Scotland's police on Saturday released a man after he was mistaken for a French fugitive wanted for killing his wife and four children eight years ago.
A journalist uses a camera to film a house in Nantes, western France on October 12, 2019, the former residence of fugitive Xavier Dupont De Ligonnes, who is suspected of having killed his wife and his four children 8 years ago. A man arrested on October 11, 2019, in Glasgow is not Xavier Dupont de Ligonnès, according to a DNA test that turned out negative, it was reported on October 12, from a source close to the investigation. Photo: AFP
French judicial sources had initially believed that they had finally caught up with Xavier Dupont de Ligonnes, who was subject to an international arrest warrant for the 2011 killings which transfixed France.
But Scotland's police said they had informed their French counterparts that forensic tests proved the man detained at Glasgow airport on Friday was not Dupont de Ligonnes.
"Inquiries were undertaken to confirm the man's identity. Following the results of these tests it has been confirmed that the man arrested is not the man suspected of crimes in France," the police said in a statement.
"The man has since been released. The man and his family have no wish to speak to the media at this time and ask that their privacy be respected on this matter."
Sources close to the probe said the conclusion was reached after DNA tests.
The detained man was stopped in Glasgow after arriving on a flight from Paris following an anonymous tip-off, according to French sources close to the investigation.
Sources had said earlier that a fingerprint match had been made.
A police search was carried out on Friday at the arrested man's house in Limay in the western suburbs of Paris.

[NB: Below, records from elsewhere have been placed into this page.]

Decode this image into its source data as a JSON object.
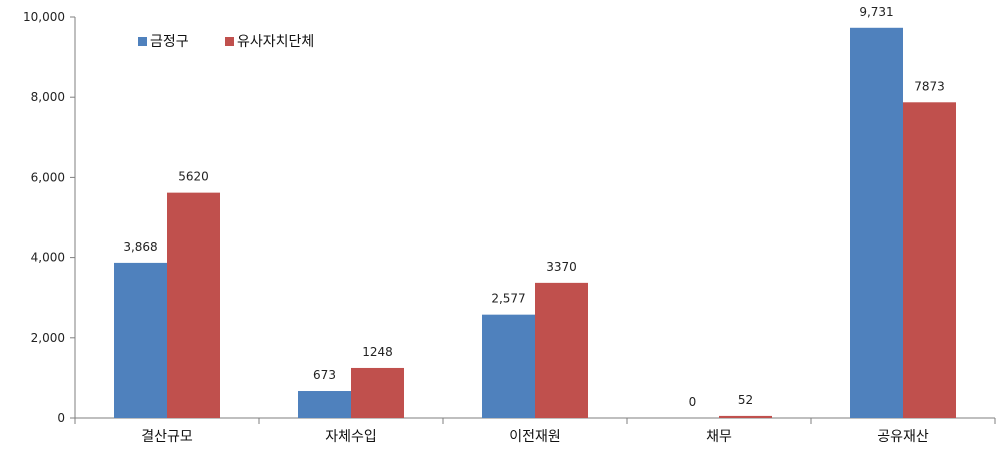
{
  "chart_data": {
    "type": "bar",
    "categories": [
      "결산규모",
      "자체수입",
      "이전재원",
      "채무",
      "공유재산"
    ],
    "series": [
      {
        "name": "금정구",
        "values": [
          3868,
          673,
          2577,
          0,
          9731
        ],
        "labels": [
          "3,868",
          "673",
          "2,577",
          "0",
          "9,731"
        ],
        "color": "#4f81bd"
      },
      {
        "name": "유사자치단체",
        "values": [
          5620,
          1248,
          3370,
          52,
          7873
        ],
        "labels": [
          "5620",
          "1248",
          "3370",
          "52",
          "7873"
        ],
        "color": "#c0504d"
      }
    ],
    "y_ticks": [
      "0",
      "2,000",
      "4,000",
      "6,000",
      "8,000",
      "10,000"
    ],
    "ylim": [
      0,
      10000
    ],
    "legend_position": "top-left",
    "grid": false
  }
}
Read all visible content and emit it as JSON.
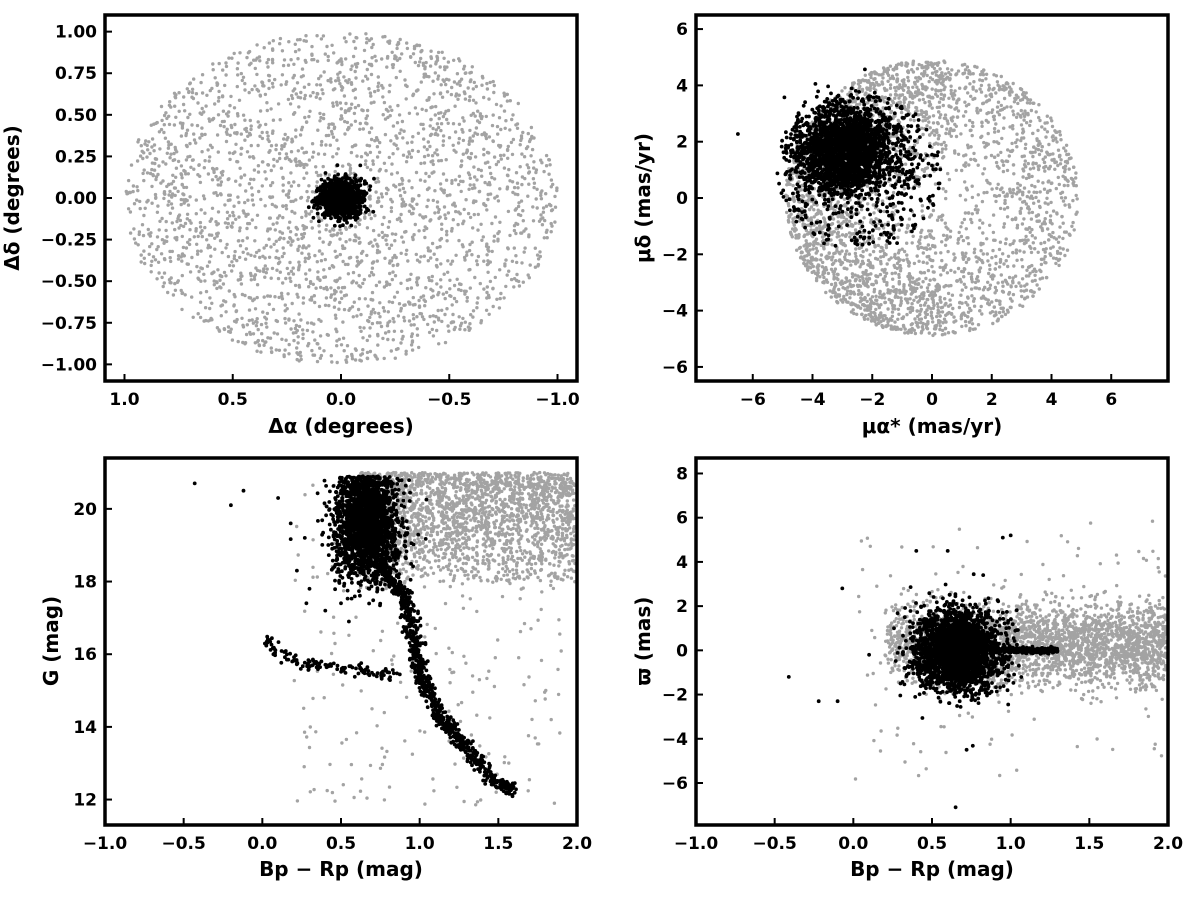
{
  "figure": {
    "background": "#ffffff",
    "colors": {
      "field": "#a3a3a3",
      "member": "#000000",
      "frame": "#000000"
    }
  },
  "chart_data": [
    {
      "id": "sky",
      "type": "scatter",
      "xlabel": "Δα (degrees)",
      "ylabel": "Δδ (degrees)",
      "xlim": [
        1.09,
        -1.09
      ],
      "ylim": [
        -1.1,
        1.1
      ],
      "x_ticks": [
        1.0,
        0.5,
        0.0,
        -0.5,
        -1.0
      ],
      "x_tick_labels": [
        "1.0",
        "0.5",
        "0.0",
        "−0.5",
        "−1.0"
      ],
      "y_ticks": [
        -1.0,
        -0.75,
        -0.5,
        -0.25,
        0.0,
        0.25,
        0.5,
        0.75,
        1.0
      ],
      "y_tick_labels": [
        "−1.00",
        "−0.75",
        "−0.50",
        "−0.25",
        "0.00",
        "0.25",
        "0.50",
        "0.75",
        "1.00"
      ],
      "grid": false,
      "series": [
        {
          "role": "field",
          "distribution": "uniform-disk",
          "center": [
            0,
            0
          ],
          "radius": 1.0,
          "count": 2600
        },
        {
          "role": "member",
          "distribution": "gaussian",
          "center": [
            0,
            0
          ],
          "sigma": [
            0.045,
            0.055
          ],
          "count": 1300
        }
      ]
    },
    {
      "id": "proper-motion",
      "type": "scatter",
      "xlabel": "μα* (mas/yr)",
      "ylabel": "μδ (mas/yr)",
      "xlim": [
        -7.9,
        7.9
      ],
      "ylim": [
        -6.5,
        6.5
      ],
      "x_ticks": [
        -6,
        -4,
        -2,
        0,
        2,
        4,
        6
      ],
      "x_tick_labels": [
        "−6",
        "−4",
        "−2",
        "0",
        "2",
        "4",
        "6"
      ],
      "y_ticks": [
        -6,
        -4,
        -2,
        0,
        2,
        4,
        6
      ],
      "y_tick_labels": [
        "−6",
        "−4",
        "−2",
        "0",
        "2",
        "4",
        "6"
      ],
      "grid": false,
      "series": [
        {
          "role": "field",
          "distribution": "disk-edge-weighted",
          "center": [
            0,
            0
          ],
          "radius": 4.9,
          "count": 4500
        },
        {
          "role": "member",
          "distribution": "gaussian",
          "center": [
            -2.9,
            1.7
          ],
          "sigma": [
            0.75,
            0.75
          ],
          "count": 2200
        },
        {
          "role": "member",
          "distribution": "uniform-disk",
          "center": [
            -2.4,
            0.9
          ],
          "radius": 2.8,
          "count": 500
        }
      ]
    },
    {
      "id": "cmd",
      "type": "scatter",
      "xlabel": "Bp − Rp (mag)",
      "ylabel": "G (mag)",
      "xlim": [
        -1.0,
        2.0
      ],
      "ylim": [
        11.3,
        21.4
      ],
      "y_inverted": false,
      "x_ticks": [
        -1.0,
        -0.5,
        0.0,
        0.5,
        1.0,
        1.5,
        2.0
      ],
      "x_tick_labels": [
        "−1.0",
        "−0.5",
        "0.0",
        "0.5",
        "1.0",
        "1.5",
        "2.0"
      ],
      "y_ticks": [
        12,
        14,
        16,
        18,
        20
      ],
      "y_tick_labels": [
        "12",
        "14",
        "16",
        "18",
        "20"
      ],
      "grid": false,
      "series": [
        {
          "role": "field",
          "distribution": "cloud",
          "x_range": [
            0.6,
            2.0
          ],
          "y_range": [
            17.8,
            21.0
          ],
          "count": 2200
        },
        {
          "role": "field",
          "distribution": "scatter",
          "x_range": [
            0.2,
            1.9
          ],
          "y_range": [
            11.8,
            21.0
          ],
          "count": 250
        },
        {
          "role": "member",
          "distribution": "cloud",
          "center": [
            0.66,
            19.6
          ],
          "sigma": [
            0.1,
            0.75
          ],
          "count": 2200
        },
        {
          "role": "member",
          "distribution": "sequence",
          "points": [
            [
              0.73,
              18.6
            ],
            [
              0.82,
              18.0
            ],
            [
              0.9,
              17.6
            ],
            [
              0.94,
              17.0
            ],
            [
              0.97,
              16.2
            ],
            [
              1.0,
              15.6
            ],
            [
              1.05,
              15.0
            ],
            [
              1.12,
              14.4
            ],
            [
              1.2,
              13.9
            ],
            [
              1.32,
              13.3
            ],
            [
              1.45,
              12.6
            ],
            [
              1.6,
              12.2
            ]
          ],
          "count": 800
        },
        {
          "role": "member",
          "distribution": "sequence",
          "points": [
            [
              0.02,
              16.4
            ],
            [
              0.1,
              16.0
            ],
            [
              0.25,
              15.75
            ],
            [
              0.45,
              15.65
            ],
            [
              0.6,
              15.6
            ],
            [
              0.75,
              15.5
            ],
            [
              0.85,
              15.4
            ]
          ],
          "count": 130
        },
        {
          "role": "member",
          "distribution": "fixed",
          "points": [
            [
              -0.43,
              20.7
            ],
            [
              -0.12,
              20.5
            ],
            [
              -0.2,
              20.1
            ],
            [
              0.1,
              20.3
            ],
            [
              0.18,
              19.6
            ],
            [
              0.27,
              19.2
            ],
            [
              0.22,
              18.3
            ],
            [
              0.3,
              17.8
            ],
            [
              0.28,
              17.4
            ],
            [
              0.4,
              17.2
            ],
            [
              0.5,
              17.4
            ],
            [
              0.55,
              16.9
            ]
          ]
        }
      ]
    },
    {
      "id": "parallax",
      "type": "scatter",
      "xlabel": "Bp − Rp (mag)",
      "ylabel": "ϖ (mas)",
      "xlim": [
        -1.0,
        2.0
      ],
      "ylim": [
        -7.9,
        8.7
      ],
      "x_ticks": [
        -1.0,
        -0.5,
        0.0,
        0.5,
        1.0,
        1.5,
        2.0
      ],
      "x_tick_labels": [
        "−1.0",
        "−0.5",
        "0.0",
        "0.5",
        "1.0",
        "1.5",
        "2.0"
      ],
      "y_ticks": [
        -6,
        -4,
        -2,
        0,
        2,
        4,
        6,
        8
      ],
      "y_tick_labels": [
        "−6",
        "−4",
        "−2",
        "0",
        "2",
        "4",
        "6",
        "8"
      ],
      "grid": false,
      "series": [
        {
          "role": "field",
          "distribution": "band",
          "x_range": [
            0.2,
            2.0
          ],
          "center_y": 0.3,
          "sigma_y": 0.9,
          "count": 2600
        },
        {
          "role": "field",
          "distribution": "scatter",
          "x_range": [
            0.0,
            2.0
          ],
          "y_range": [
            -6.0,
            6.0
          ],
          "count": 120
        },
        {
          "role": "member",
          "distribution": "cloud",
          "center": [
            0.66,
            0.0
          ],
          "sigma": [
            0.13,
            0.9
          ],
          "count": 2600
        },
        {
          "role": "member",
          "distribution": "band",
          "x_range": [
            0.9,
            1.3
          ],
          "center_y": 0.0,
          "sigma_y": 0.06,
          "count": 250
        },
        {
          "role": "member",
          "distribution": "fixed",
          "points": [
            [
              -0.41,
              -1.2
            ],
            [
              -0.07,
              2.8
            ],
            [
              -0.22,
              -2.3
            ],
            [
              -0.1,
              -2.3
            ],
            [
              0.1,
              -0.2
            ],
            [
              0.65,
              -7.1
            ],
            [
              0.72,
              -4.5
            ],
            [
              0.6,
              4.5
            ],
            [
              0.95,
              5.1
            ],
            [
              1.0,
              5.2
            ],
            [
              0.4,
              4.5
            ],
            [
              0.3,
              -1.5
            ]
          ]
        }
      ]
    }
  ]
}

Neighbors told AFP the house belonged to Guy Joao, a man of Portuguese origin with French and British nationality and who is married to a Scottish woman.
It remained unclear what caused the confusion. One neighbor said Guy Joao does not "look anything like" Dupont de Ligonnes.
Dupont de Ligonnes, 58, is suspected of shooting his family dead and burying them in Nantes, western France.
Their bodies were found three weeks after the killings, during which time Dupont de Ligonnes reportedly told his teenage children's school he had been transferred to a job in Australia.